Distant, wooden characters + sarcastic dialogue + over-the-top violence - that's a classic formula for the modern movie. I give Fargo some minor credit for that, if any is due. I didn't develop a taste for the Cohen Brothers' talents until Oh Brother came along.

After one hits level 25 what's the point?

I think the ordinariness and blind stupidity, and its macabre consequences, combined with unshowy methodical professionalism, where a mere pregnancy is just par for the course, is the point of the film. Two other Coens, A Serious Man and Burn After Reading, have a similar cast of blind fate meets accidental participant. The latter two films are much funnier.

There are lots of great films after 1960. In Bloom, a Georgian film about one girl entrapped into a common path to early marriage, Once Upon A Time In Anatolia, about the transport across country of a prisoner. And The Road Home, a Chinese film about a much loved teacher’s return to his adopted village from the city where he died, and the reminiscence of his first arrival there and the love he sparked of a beautiful girl, under the disapproving eye of her mother, while the new school building was built. I’d watch any of these again tonight.

Brief Encounter is a wonderful movie. I especially like how it begins and ends with the same seemingly mundane scene at a train station. In the end, knowing the story of the characters, we see it from a very different perspective. Beautifully done!

Fargo, mainly in Minnesota where the Cohen bothers grew up. A dark comedy poking fun at the people & place.

If you want a good one to watch go to the original of THE ODD COUPLE. Newer try THE BANG BANG CLUB - one about photojournalists in South Africe - based on reality. You will most likely recognize a few of the names and photographs in the movie.

Lawton -> Laughton.

"Please, no musicals. No subtitles. But lots of action!!! Anything with Ben Stiller or Keira Knightly?"

The Night at the Museum series comes close, though no Keira Knightly.

I watched the movie, "Brief Encounter", which was a wonderful movie, classic black and white, beautiful photography, something I really appreciate. Thanks for the suggestion.

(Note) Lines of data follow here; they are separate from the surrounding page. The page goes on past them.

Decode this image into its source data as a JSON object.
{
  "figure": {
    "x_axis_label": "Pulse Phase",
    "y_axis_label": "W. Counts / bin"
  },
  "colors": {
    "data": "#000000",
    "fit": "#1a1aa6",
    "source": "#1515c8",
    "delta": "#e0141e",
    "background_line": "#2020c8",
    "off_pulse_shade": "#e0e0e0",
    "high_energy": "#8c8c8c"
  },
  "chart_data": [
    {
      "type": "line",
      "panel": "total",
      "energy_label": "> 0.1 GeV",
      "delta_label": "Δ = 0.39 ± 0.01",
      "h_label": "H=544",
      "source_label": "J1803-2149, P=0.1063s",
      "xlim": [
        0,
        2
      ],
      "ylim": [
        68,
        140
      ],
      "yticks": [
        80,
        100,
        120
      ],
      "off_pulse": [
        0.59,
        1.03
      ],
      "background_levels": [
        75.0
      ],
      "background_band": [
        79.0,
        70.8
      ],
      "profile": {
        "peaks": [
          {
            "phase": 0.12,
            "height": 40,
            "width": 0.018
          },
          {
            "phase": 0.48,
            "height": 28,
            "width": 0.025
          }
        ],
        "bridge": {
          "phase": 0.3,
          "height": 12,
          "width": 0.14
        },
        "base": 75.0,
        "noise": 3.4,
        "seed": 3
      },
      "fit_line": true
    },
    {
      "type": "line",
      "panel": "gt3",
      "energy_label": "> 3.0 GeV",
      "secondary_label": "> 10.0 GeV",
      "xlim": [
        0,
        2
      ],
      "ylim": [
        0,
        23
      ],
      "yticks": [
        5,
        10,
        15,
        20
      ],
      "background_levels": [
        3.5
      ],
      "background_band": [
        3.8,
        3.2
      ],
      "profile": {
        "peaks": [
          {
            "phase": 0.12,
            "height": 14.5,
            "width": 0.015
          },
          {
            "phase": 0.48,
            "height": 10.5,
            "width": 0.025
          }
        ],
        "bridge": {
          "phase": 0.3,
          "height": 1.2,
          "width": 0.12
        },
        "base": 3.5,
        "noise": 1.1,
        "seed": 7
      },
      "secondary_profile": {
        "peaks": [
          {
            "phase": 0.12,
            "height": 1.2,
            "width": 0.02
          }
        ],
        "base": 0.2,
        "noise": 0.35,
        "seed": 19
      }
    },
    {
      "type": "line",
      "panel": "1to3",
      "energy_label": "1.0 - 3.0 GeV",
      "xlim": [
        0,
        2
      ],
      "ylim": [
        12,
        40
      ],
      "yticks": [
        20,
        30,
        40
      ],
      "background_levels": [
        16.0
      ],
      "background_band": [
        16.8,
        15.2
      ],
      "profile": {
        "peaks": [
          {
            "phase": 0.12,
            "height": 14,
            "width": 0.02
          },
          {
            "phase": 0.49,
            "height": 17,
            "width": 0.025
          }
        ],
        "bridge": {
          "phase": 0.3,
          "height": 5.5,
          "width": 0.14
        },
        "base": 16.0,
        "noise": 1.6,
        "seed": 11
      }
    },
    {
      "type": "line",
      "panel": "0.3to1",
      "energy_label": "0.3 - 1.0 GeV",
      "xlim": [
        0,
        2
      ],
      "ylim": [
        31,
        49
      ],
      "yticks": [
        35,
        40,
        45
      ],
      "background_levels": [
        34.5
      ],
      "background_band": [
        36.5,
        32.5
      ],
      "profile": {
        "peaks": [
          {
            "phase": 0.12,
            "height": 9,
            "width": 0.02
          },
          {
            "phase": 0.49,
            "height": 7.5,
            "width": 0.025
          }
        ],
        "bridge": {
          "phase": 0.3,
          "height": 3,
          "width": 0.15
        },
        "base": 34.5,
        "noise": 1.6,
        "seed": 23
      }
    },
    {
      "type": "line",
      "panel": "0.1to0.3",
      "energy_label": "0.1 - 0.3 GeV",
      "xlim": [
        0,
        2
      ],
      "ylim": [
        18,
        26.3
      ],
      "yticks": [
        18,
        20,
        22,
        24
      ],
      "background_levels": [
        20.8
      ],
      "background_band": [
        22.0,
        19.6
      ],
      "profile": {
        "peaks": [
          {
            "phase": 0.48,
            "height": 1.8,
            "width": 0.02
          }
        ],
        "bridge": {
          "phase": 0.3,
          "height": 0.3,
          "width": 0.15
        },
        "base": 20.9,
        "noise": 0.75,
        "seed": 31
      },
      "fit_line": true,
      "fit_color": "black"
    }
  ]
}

To a Brit today, Celia Johnson's accent seems very dated - you don't hear that kind of clipped, stereotypically controlled style of speech these days. I'm not sure how ubiquitous it ever was, but it was certainly the style adopted by the film industry and the BBC. It was the style to which the socially ambitious aspired. I saw Celia Johnson in a London stage play towards the end of her life. Rather as the Queen did during the course of her life, she seemed to have moderated her over-refined style of speech over time. But I agree - the film is terrific, and it does capture the atmosphere of postwar Britain at the time, when divorce was a very rare thing, and no one - but no one! - conducted extramarital affairs (although of course they did). The differences between the accents of different generations is a fascinating subject: compare William's accent (high-end classless) with his grandmother's. My nephews speak rather differently from my mother (now long gone).